= Qayıdış 1 Settlement =

Qayıdış 1 Settlement is a settlement within the administrative territory of the Fuzuli District in Azerbaijan.

== History ==
By the decision of the National Assembly of the Republic of Azerbaijan No. 727-IIQ dated September 1, 2004, the newly established Qayıdış 1 Settlement in the Haramı area within the administrative unit of Fuzuli District was included in the list of territorial units of the district.
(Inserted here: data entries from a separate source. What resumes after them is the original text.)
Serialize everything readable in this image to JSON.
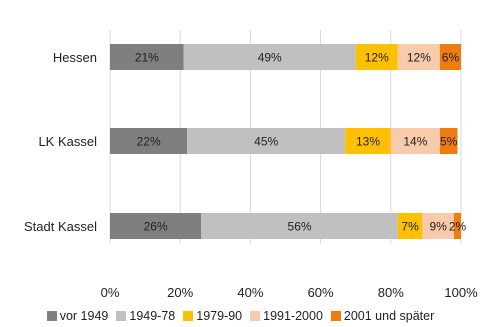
{
  "chart_data": {
    "type": "bar",
    "orientation": "horizontal",
    "stacked": true,
    "percent": true,
    "title": "",
    "xlabel": "",
    "ylabel": "",
    "xlim": [
      0,
      100
    ],
    "x_ticks": [
      "0%",
      "20%",
      "40%",
      "60%",
      "80%",
      "100%"
    ],
    "x_tick_values": [
      0,
      20,
      40,
      60,
      80,
      100
    ],
    "grid": true,
    "legend_position": "bottom",
    "categories": [
      "Hessen",
      "LK Kassel",
      "Stadt Kassel"
    ],
    "series": [
      {
        "name": "vor 1949",
        "color": "#7f7f7f",
        "values": [
          21,
          22,
          26
        ],
        "labels": [
          "21%",
          "22%",
          "26%"
        ]
      },
      {
        "name": "1949-78",
        "color": "#c0c0c0",
        "values": [
          49,
          45,
          56
        ],
        "labels": [
          "49%",
          "45%",
          "56%"
        ]
      },
      {
        "name": "1979-90",
        "color": "#ffc000",
        "values": [
          12,
          13,
          7
        ],
        "labels": [
          "12%",
          "13%",
          "7%"
        ]
      },
      {
        "name": "1991-2000",
        "color": "#f8cbad",
        "values": [
          12,
          14,
          9
        ],
        "labels": [
          "12%",
          "14%",
          "9%"
        ]
      },
      {
        "name": "2001 und später",
        "color": "#f07c0f",
        "values": [
          6,
          5,
          2
        ],
        "labels": [
          "6%",
          "5%",
          "2%"
        ]
      }
    ]
  }
}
The First Haramı settlement administrative territory unit was created, consisting of Qayıdış 1, Qayıdış 2, Qayıdış 3, Qayıdış 4, and Qayıdış 5 settlements, with Qayıdış 1 Settlement as its center. By the decision of the National Assembly of the Republic of Azerbaijan No. 837-IIIQ dated June 19, 2009, the First Haramı settlement administrative territory unit of Fuzuli District was renamed Qayıdış 1 Settlement administrative territory unit.

== Population ==
The settlement is inhabited by internally displaced persons who left their homes during the First Nagorno-Karabakh War.

== Postal service ==
The Dövlətyarlı Post Office is located in Qayıdış 1 Settlement. Postal code: AZ1919.

== Education ==
A school building with a capacity of 135 students has been constructed and put into operation in Qayıdış 1 Settlement.

The "Qayıdış 1 Full Secondary School" operates in the settlement.